For both of them, it was their greatest hour, though they also keenly remember the famous tied Test of 1960. "We had heard so much about Lord's, and about Queen and King. Lord's has to be No 1. That definitely was the greatest."

They will be back this week, for the highlight of the 1995 benefit year that has been organised for them. But the Test they watch will be different in many ways from that which was perhaps the apogee of the Age of Innocence.

Valentine remembers that there was champagne in the dressing room. But both youngsters, then teetotallers, drank soda pop. Valentine also remembers that he then went off, in the afternoon, to see London Zoo.

LORD'S SCOREBOARD 1950

WEST INDIES - First Innings

A F Rae c and b Jenkins 106

J B Stollmeyer lbw b Wardle 20

F M M Worrell b Bedser 52

E de C Weekes b Bedser 63

C L Walcott st Evans b Jenkins 14

G E Gomez st Evans b Jenkins 1

R J Christiani b Bedser 33

*J D C Goddard b Wardle 14

P E Jones c Evans b Jenkins 0

S Ramadhin not out 1

A L Valentine c Hutton b Jenkins 5

Extras (b10 lb5 w1 nb1) 17

Total (131.2 overs) 326

Fall: 1-37 2-128 3-233 4-262 5-273 6-274 7-320 8-320 9-320.

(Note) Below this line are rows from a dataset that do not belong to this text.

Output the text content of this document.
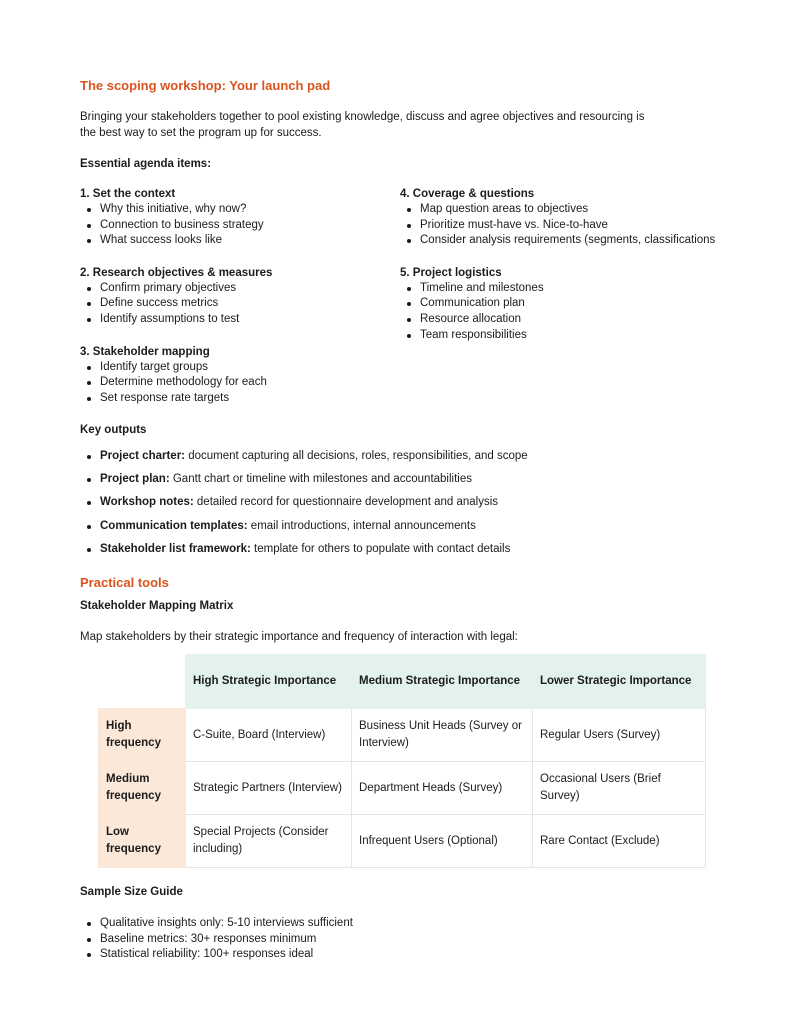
The scoping workshop: Your launch pad
Bringing your stakeholders together to pool existing knowledge, discuss and agree objectives and resourcing is
the best way to set the program up for success.
Essential agenda items:
1. Set the context
Why this initiative, why now?
Connection to business strategy
What success looks like
2. Research objectives & measures
Confirm primary objectives
Define success metrics
Identify assumptions to test
3. Stakeholder mapping
Identify target groups
Determine methodology for each
Set response rate targets
4. Coverage & questions
Map question areas to objectives
Prioritize must-have vs. Nice-to-have
Consider analysis requirements (segments, classifications
5. Project logistics
Timeline and milestones
Communication plan
Resource allocation
Team responsibilities
Key outputs
Project charter: document capturing all decisions, roles, responsibilities, and scope
Project plan: Gantt chart or timeline with milestones and accountabilities
Workshop notes: detailed record for questionnaire development and analysis
Communication templates: email introductions, internal announcements
Stakeholder list framework: template for others to populate with contact details
Practical tools
Stakeholder Mapping Matrix
Map stakeholders by their strategic importance and frequency of interaction with legal:
	High Strategic Importance	Medium Strategic Importance	Lower Strategic Importance
High frequency	C-Suite, Board (Interview)	Business Unit Heads (Survey or Interview)	Regular Users (Survey)
Medium frequency	Strategic Partners (Interview)	Department Heads (Survey)	Occasional Users (Brief Survey)
Low frequency	Special Projects (Consider including)	Infrequent Users (Optional)	Rare Contact (Exclude)
Sample Size Guide
Qualitative insights only: 5-10 interviews sufficient
Baseline metrics: 30+ responses minimum
Statistical reliability: 100+ responses ideal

Bowling: Bedser 40-14-60-3; Edrich 16-4-30-0; Jenkins 35.2-6-116-5; Wardle 17-6-46-2; Berry 19-7-45-0; Yardley 4-1-12-0.

ENGLAND - First Innings

L Hutton st Walcott b Valentine 35

C Washbrook st Walcott b Ramadhin 36

W J Edrich c Walcott b Ramadhin 8

G H G Doggart lbw b Ramadhin 0

W G A Parkhouse b Valentine 0

*N W D Yardley b Valentine 16

T G Evans b Ramadhin 8

R O Jenkins c Walcott b Valentine 4

J H Wardle not out 33

A V Bedser b Ramadhin 5

R Berry c Goddard b Jones 2

Extras (b2 lb1 w1) 4

Total (106.4 overs) 151

Fall: 1-62 2-74 3-74 4-75 5-86 6-102 7-110 8-113 9-122.

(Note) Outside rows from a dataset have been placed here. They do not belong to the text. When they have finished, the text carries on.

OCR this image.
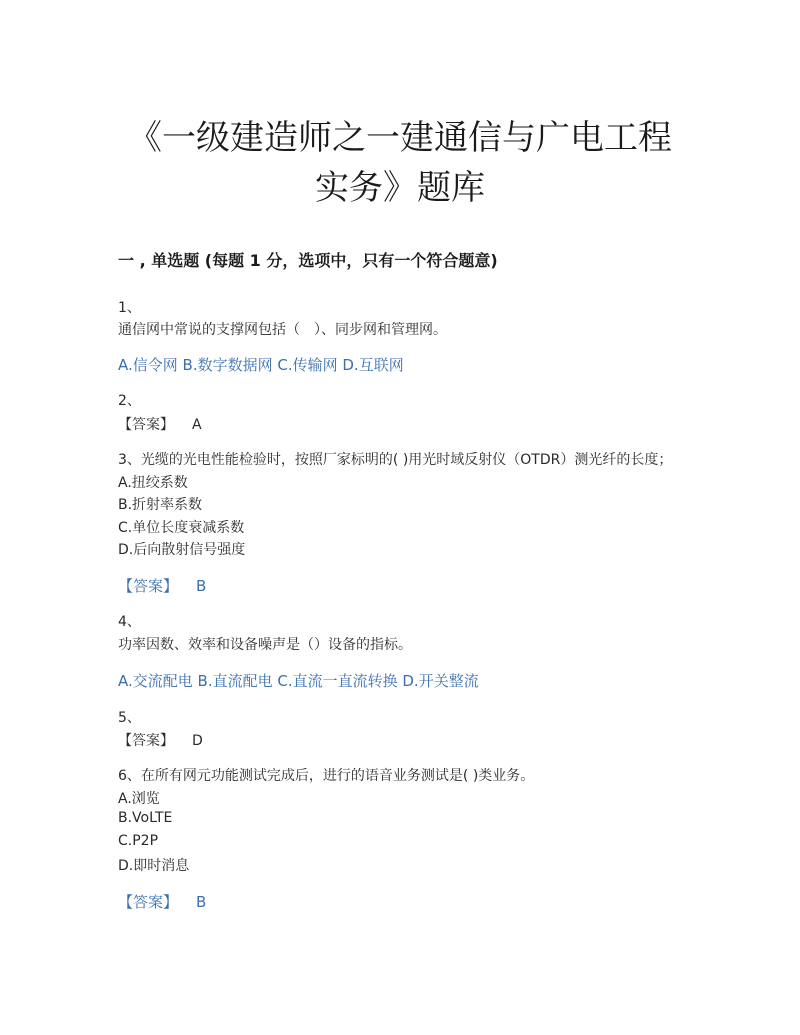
《一级建造师之一建通信与广电工程
实务》题库
一 , 单选题 (每题 1 分，选项中，只有一个符合题意)
1、
通信网中常说的支撑网包括（　）、同步网和管理网。
A.信令网 B.数字数据网 C.传输网 D.互联网
2、
【答案】 A
3、光缆的光电性能检验时，按照厂家标明的( )用光时域反射仪（OTDR）测光纤的长度；
A.扭绞系数
B.折射率系数
C.单位长度衰减系数
D.后向散射信号强度
【答案】 B
4、
功率因数、效率和设备噪声是（）设备的指标。
A.交流配电 B.直流配电 C.直流一直流转换 D.开关整流
5、
【答案】 D
6、在所有网元功能测试完成后，进行的语音业务测试是( )类业务。
A.浏览
B.VoLTE
C.P2P
D.即时消息
【答案】 B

Bowling: Jones 8.4-2-13-1; Worrell 10-4-20-0; Valentine 45-28-48-4; Ramadhin 43-27-66-5.

WEST INDIES - Second Innings

A F Rae b Jenkins 24

J B Stollmeyer b Jenkins 30

F M M Worrell c Doggart b Jenkins 45

E de C Weekes run out 63

*J D C Goddard c Evans b Jenkins 11

C L Walcott not out 168

G E Gomez c Edrich b Bedser 70

R J Christiani not out 5

Extras (lb8 nb1) 9

Total (for 6 dec, 178 overs) 425

Fall: 1-48 2-75 3-108 4-146 5-199 6-410.

Bowling: Bedser 44-16-80-1; Edrich 13-2-37-0; Jenkins 59-13-174-4; Wardle 30-10-58-0; Berry 32-15-67-0.

ENGLAND - Second Innings

L Hutton b Valentine 10

C Washbrook b Ramadhin 114

W J Edrich c Jones b Ramadhin 8

G H G Doggart b Ramadhin 25

W G A Parkhouse c Goddard

b Valentine 48

*N W D Yardley c Weekes b Valentine 19

T G Evans c Rae b Ramadhin 2

R O Jenkins b Ramadhin 4

J H Wardle lbw b Worrell 21

A V Bedser b Ramadhin 0

R Berry not out 0

Extras (b16 lb7) 23

Total (191.3 overs) 274

Fall: 1-28 2-57 3-140 4-218 5-228 6-238 7-245 8-248 9-258.

Bowling: Jones 7-1-22-0; Worrell 22.3-9-39-1; Valentine 71-47-79-3; Ramadhin 72-43-86-6; Gomez 13-1-25-0; Goddard 6-6-0-0.